Plitsch, platsch. Plitsch, platsch. Plitsch, platsch.

Unaufhörlich bahnte sich das gleichmäßige Tropfen seinen Weg an ihr Ohr. Durchbrach die kalte, dunkle Stille und unterteilte die Ewigkeit beinah wie das leise Klicken der Uhrzeiger in kurze Abschnitte. Wirkte auf seine sehr monotone Art und Weise beinah beruhigend und einschläfernd. Aber nur beinahe.

Denn Gott, sie wusste ganz genau, was dieses Geräusch verursachte. Und es war keinesfalls beruhigend. Ganz im Gegenteil. Aber sie konnte nicht schreien. Konnte nicht weinen. Konnte es nicht zum Verstummen bringen.

Sie konnte nur da sitzen, die Knie eng an den dünnen Leib unters Kinn gepresst, und mit weit aufgerissenen Augen in die Schwärze starren. Während das Tropfen gleichsam seinen Weg durch ihren Verstand fraß, langsam, unendlich.

Crona zitterte. Es war nicht kalt, das nicht. Zumindest nicht äußerlich. Irgendwo tief in ihrem Herzen hatte sich etwas eingenistet, das zu schrecklich war, als dass sie es benennen konnte. Und es wuchs. Wuchs jeden Tag. So schnell. Rasend schnell. Sie hatte Angst davor. So schreckliche Angst.

Kein einziger Hauch von Licht drang in den Raum, aber das musste es auch nicht. Sie wusste auch so ganz genau, wie es hier aussah. War schon oft genug hier gewesen. Tagelang. Hatte jeden Winkel so genau erforscht. Hatte stundenlang um Ausgang gebettelt, der ihr nicht gewährt worden war.

Wenn sie nicht so schreckliche Angst hätte, würde sie diesen Ort hassen. Aber die Furcht war zu allumfassend. War schon lange in jede Pore des jungen Mädchens gekrochen und nicht wieder verschwunden. Lag immer auf der Lauer, bereit, sich ihrer vollständig zu bemächtigen, sie zu lähmen, sie zu verschlingen.

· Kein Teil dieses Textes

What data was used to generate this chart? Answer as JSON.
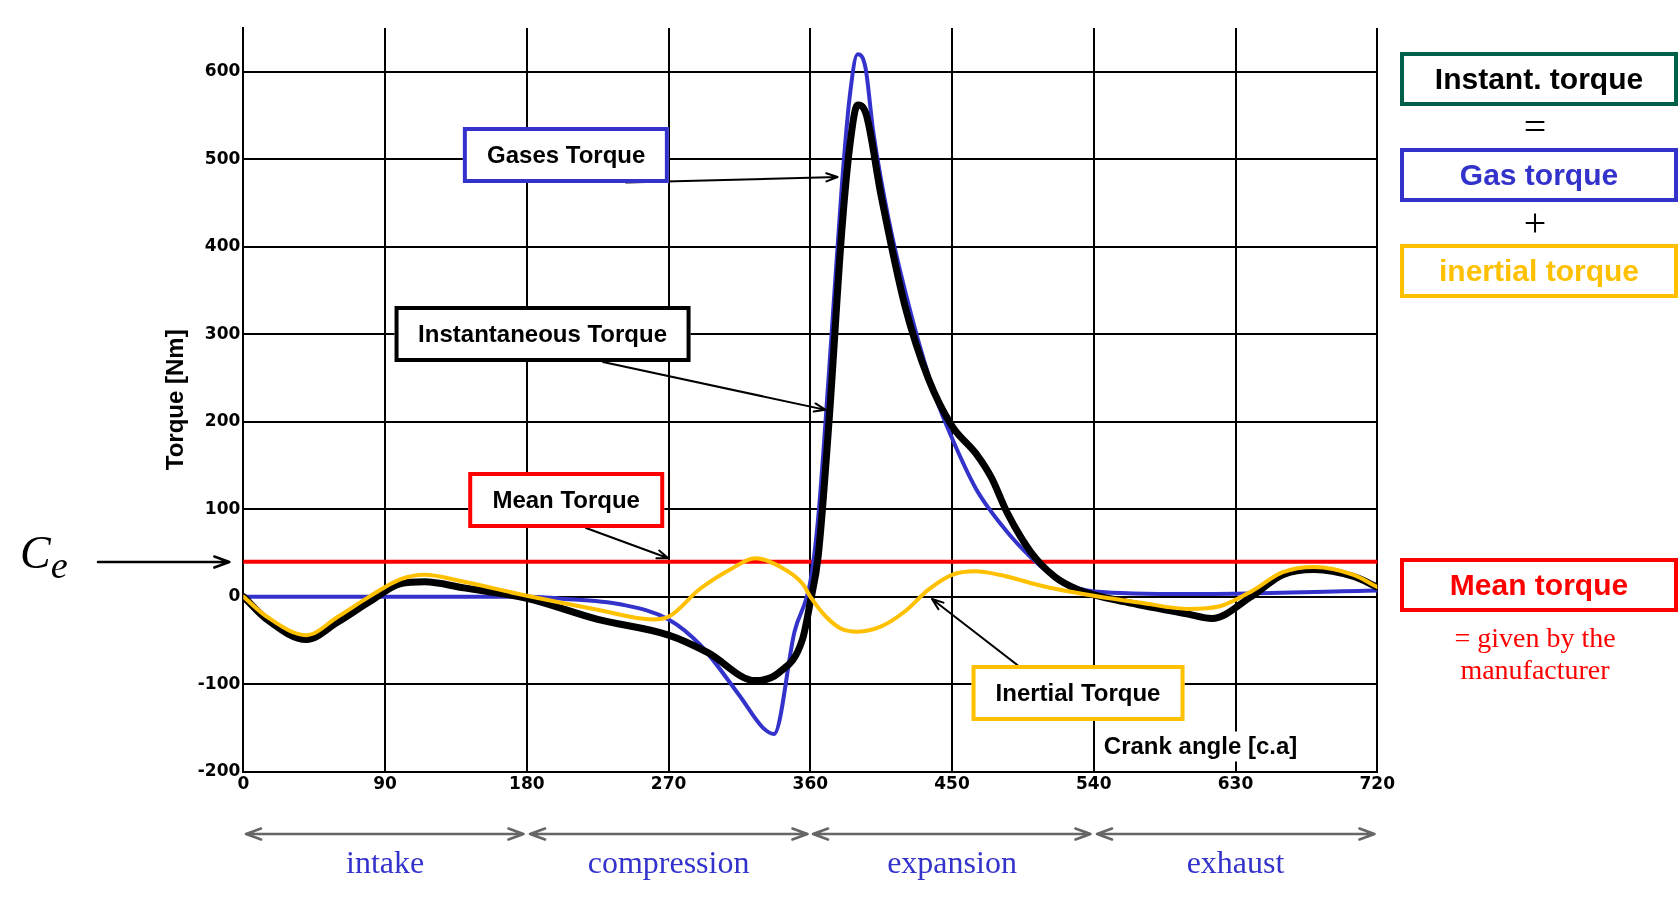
{
  "chart_data": {
    "type": "line",
    "xlabel": "Crank angle [c.a]",
    "ylabel": "Torque [Nm]",
    "xlim": [
      0,
      720
    ],
    "xticks": [
      0,
      90,
      180,
      270,
      360,
      450,
      540,
      630,
      720
    ],
    "ylim": [
      -200,
      650
    ],
    "yticks": [
      -200,
      -100,
      0,
      100,
      200,
      300,
      400,
      500,
      600
    ],
    "grid": true,
    "legend": false,
    "marker": "none",
    "line_style": "solid",
    "series": [
      {
        "name": "Instantaneous Torque",
        "color": "#000000",
        "x": [
          0,
          15,
          40,
          60,
          80,
          100,
          115,
          140,
          180,
          225,
          270,
          295,
          325,
          340,
          355,
          360,
          365,
          372,
          380,
          385,
          390,
          395,
          405,
          420,
          435,
          450,
          465,
          475,
          485,
          500,
          515,
          530,
          560,
          600,
          615,
          640,
          660,
          680,
          705,
          720
        ],
        "values": [
          0,
          -26,
          -49,
          -29,
          -6,
          15,
          17,
          10,
          -2,
          -26,
          -44,
          -64,
          -96,
          -87,
          -49,
          -6,
          46,
          203,
          418,
          514,
          562,
          554,
          458,
          333,
          249,
          195,
          164,
          136,
          96,
          51,
          23,
          8,
          -6,
          -20,
          -25,
          0,
          25,
          31,
          23,
          11
        ]
      },
      {
        "name": "Gases Torque",
        "color": "#3333cc",
        "x": [
          0,
          90,
          180,
          200,
          240,
          270,
          290,
          315,
          330,
          337,
          350,
          360,
          365,
          372,
          380,
          385,
          390,
          395,
          400,
          410,
          425,
          440,
          450,
          465,
          480,
          500,
          520,
          540,
          600,
          720
        ],
        "values": [
          0,
          0,
          0,
          -2,
          -9,
          -26,
          -55,
          -113,
          -150,
          -157,
          -40,
          17,
          90,
          260,
          469,
          571,
          620,
          605,
          531,
          429,
          316,
          226,
          181,
          124,
          85,
          45,
          17,
          6,
          3,
          7
        ]
      },
      {
        "name": "Inertial Torque",
        "color": "#ffc000",
        "x": [
          0,
          15,
          40,
          60,
          80,
          100,
          115,
          140,
          180,
          225,
          260,
          270,
          290,
          310,
          325,
          340,
          355,
          360,
          370,
          380,
          390,
          405,
          420,
          435,
          450,
          465,
          480,
          510,
          540,
          570,
          600,
          620,
          640,
          660,
          680,
          705,
          720
        ],
        "values": [
          0,
          -23,
          -44,
          -23,
          0,
          20,
          25,
          17,
          1,
          -15,
          -26,
          -23,
          9,
          32,
          44,
          35,
          15,
          0,
          -23,
          -37,
          -40,
          -34,
          -17,
          8,
          25,
          29,
          25,
          11,
          1,
          -7,
          -14,
          -11,
          6,
          28,
          34,
          25,
          11
        ]
      }
    ],
    "ref_lines": [
      {
        "axis": "y",
        "value": 40,
        "label": "Mean Torque",
        "color": "#ff0000"
      }
    ],
    "annotations": [
      "C$_{e}$",
      "Instant. torque",
      "=",
      "Gas torque",
      "+",
      "inertial torque",
      "Mean torque",
      "= given by the manufacturer",
      "intake",
      "compression",
      "expansion",
      "exhaust"
    ]
  }
}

Und es gelang ihr so oft. Sie konnte es nicht mehr zählen. Würde nie wieder ohne diese furchtbare Angst leben können. Was hatte sie nur getan? War es normal? Litt jeder so wie sie? Sie wusste es nicht. Gab es doch nur eine einzige andere Person, die sie kannte. Oder glaubte zu kennen. Freunde? Sie kannte ja noch nicht einmal das Wort.

Plitsch, platsch. Plitsch, platsch.

Sie wollte es nicht hören. Nicht jetzt. Nie mehr. Es ließ sie nicht denken. Stattdessen musste sie sich voll auf dies Geräusch konzentrieren. Wie eine Stimme, die in ihrem Kopf flüsterte. Der man zuhören muss, auch wenn man sie nicht hören will. Und sie würde es noch lange hören. Nicht nur heute. Nicht nur hier. Ihr Leben lang.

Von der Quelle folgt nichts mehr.